You can find the technical glossary here.
- Configuration Repository
- Data Import
- Data Source
- Data Store
Datasets are the insights within the Matatika platform. They can be charts, tables, or csv (excel) download links. The easiest way to define a new dataset is to use the dataset file format.
Matatika Data Sources will automatically publish datasets during the data import configuration.
A data import is another name for a Pipeline, these scheduled set of tasks extract data from a Data Source, load the data into a Data Store, and perform the configured Transforms. You need adminstrator access to managed the Workspace data imports.
A data source is a file, cloud app or database that you import data from. When you choose a data source to use in a data import, you will usually be required to supply settings that control how Matatika connect’s to your data for import. At Matatika, we building a catalog of data sources that come with related transforms and datasets.
A Matatika workspace can import data from any of the 300+ Meltano extractors and Singer Taps
A data store is responsible for storing and preparing your data for query. By default, a workspace is provisioned with an isolated PostgreSQL data store.
A Matatika workspace can use any number of JDBC compliant database or serverless data warehouses such as Google BigQuery or AWS Athena.
A Pipeline is scheduled set of Data Component tasks. You need adminstrator access to managed the Workspace pipelines.

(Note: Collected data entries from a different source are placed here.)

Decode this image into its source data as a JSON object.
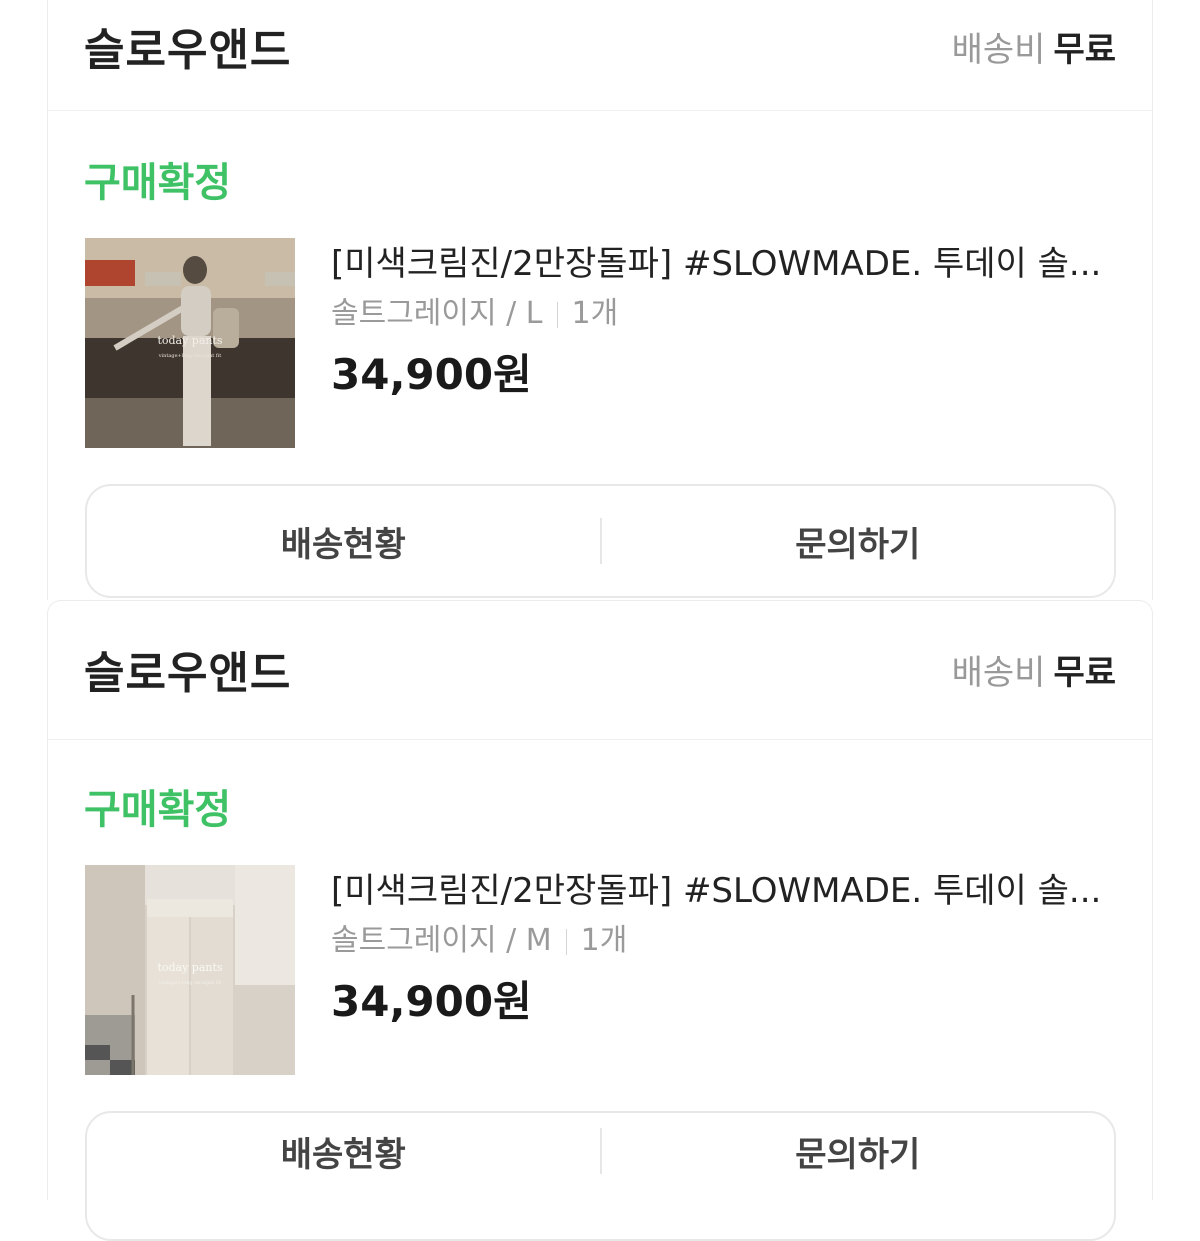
{
  "orders": [
    {
      "store_name": "슬로우앤드",
      "shipping_label": "배송비",
      "shipping_fee": "무료",
      "status": "구매확정",
      "product_name": "[미색크림진/2만장돌파] #SLOWMADE. 투데이 솔...",
      "option": "솔트그레이지 / L",
      "quantity": "1개",
      "price": "34,900원",
      "thumbnail_caption": "today pants",
      "thumbnail_subcaption": "vintage+long straight fit",
      "button_track": "배송현황",
      "button_inquiry": "문의하기"
    },
    {
      "store_name": "슬로우앤드",
      "shipping_label": "배송비",
      "shipping_fee": "무료",
      "status": "구매확정",
      "product_name": "[미색크림진/2만장돌파] #SLOWMADE. 투데이 솔...",
      "option": "솔트그레이지 / M",
      "quantity": "1개",
      "price": "34,900원",
      "thumbnail_caption": "today pants",
      "thumbnail_subcaption": "vintage+long straight fit",
      "button_track": "배송현황",
      "button_inquiry": "문의하기"
    }
  ],
  "colors": {
    "status_green": "#3fc266",
    "muted_text": "#999999",
    "primary_text": "#222222"
  }
}
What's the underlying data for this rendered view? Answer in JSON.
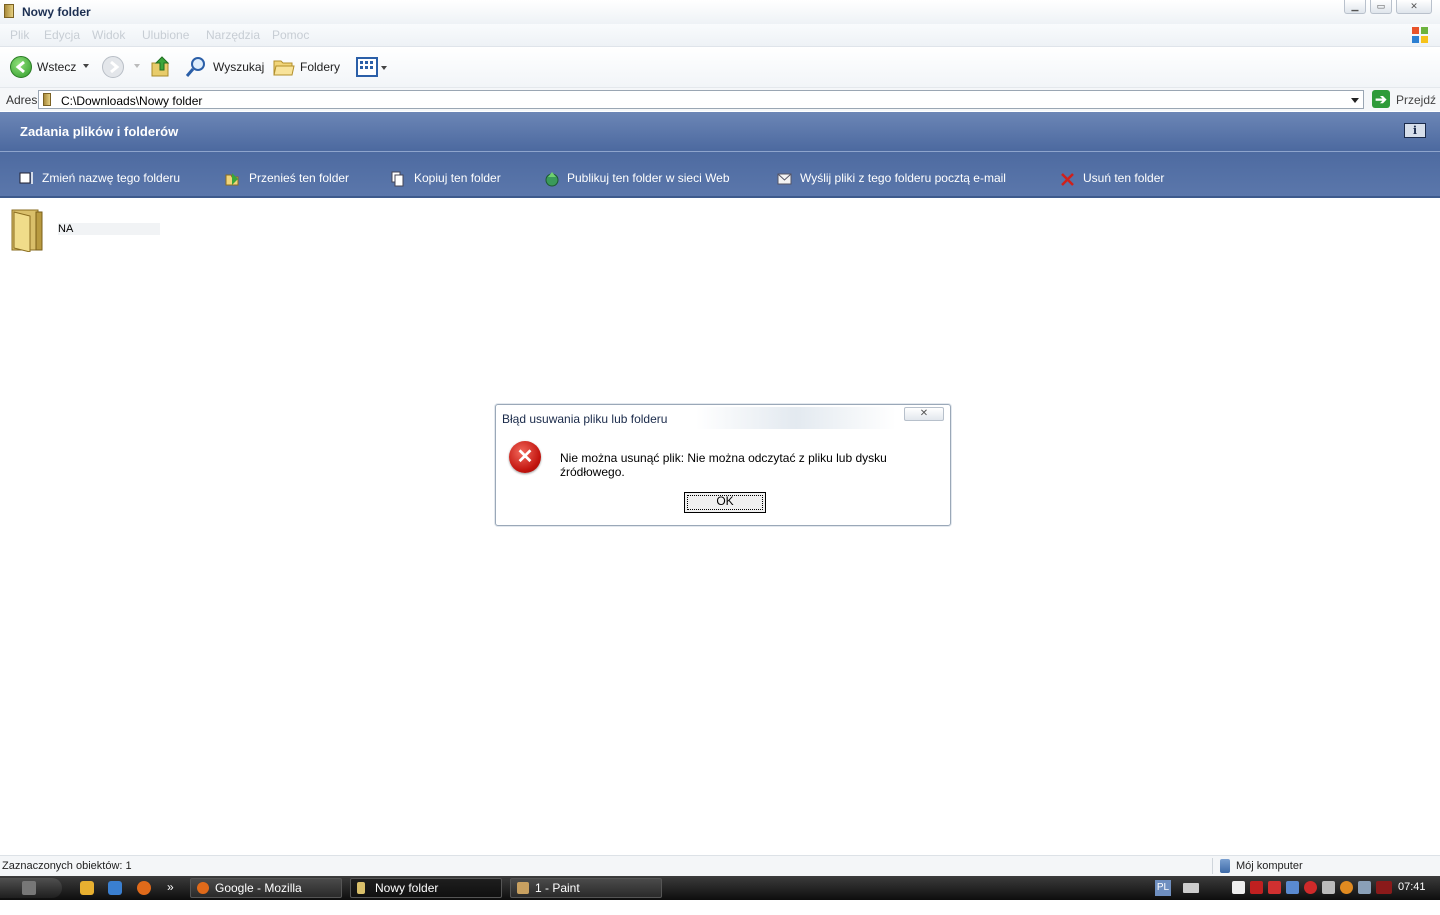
{
  "window": {
    "title": "Nowy folder"
  },
  "menu": {
    "items": [
      "Plik",
      "Edycja",
      "Widok",
      "Ulubione",
      "Narzędzia",
      "Pomoc"
    ]
  },
  "toolbar": {
    "back_label": "Wstecz",
    "search_label": "Wyszukaj",
    "folders_label": "Foldery"
  },
  "address": {
    "label": "Adres",
    "value": "C:\\Downloads\\Nowy folder",
    "go_label": "Przejdź"
  },
  "tasks": {
    "header": "Zadania plików i folderów",
    "items": [
      {
        "label": "Zmień nazwę tego folderu",
        "icon": "rename-icon"
      },
      {
        "label": "Przenieś ten folder",
        "icon": "move-icon"
      },
      {
        "label": "Kopiuj ten folder",
        "icon": "copy-icon"
      },
      {
        "label": "Publikuj ten folder w sieci Web",
        "icon": "publish-web-icon"
      },
      {
        "label": "Wyślij pliki z tego folderu pocztą e-mail",
        "icon": "email-icon"
      },
      {
        "label": "Usuń ten folder",
        "icon": "delete-icon"
      }
    ]
  },
  "content": {
    "items": [
      {
        "name": "NA",
        "icon": "folder-icon"
      }
    ]
  },
  "dialog": {
    "title": "Błąd usuwania pliku lub folderu",
    "message": "Nie można usunąć plik: Nie można odczytać z pliku lub dysku źródłowego.",
    "ok_label": "OK",
    "close_glyph": "✕"
  },
  "status": {
    "left": "Zaznaczonych obiektów: 1",
    "right": "Mój komputer"
  },
  "taskbar": {
    "tasks": [
      {
        "label": "Google - Mozilla Firefox"
      },
      {
        "label": "Nowy folder"
      },
      {
        "label": "1 - Paint"
      }
    ],
    "chevron": "»",
    "language": "PL",
    "clock": "07:41"
  },
  "colors": {
    "task_panel": "#5670a5",
    "error_red": "#c2140e",
    "taskbar": "#1a1a1a"
  }
}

Transforms are used to prepare your data for analysis. For example, aggregating measurements can make big data manageable or more performant, dealing with changing names can avoid misleading inconsistencies, and naming your measures and dimensions can align analysis with your business vocabulary.
A Matatika workspace uses dbt for robust and reusable transforms.
A workspace is an invite only data collaboration space. You can be an owner, administrator or member of many workspaces; with each workspace connected to isolated Data Stores that are capable of storing billions of rows. Rather than simple dashboards, member collaboration in the workspace used to improve the relevance of the datasets shown in your feed.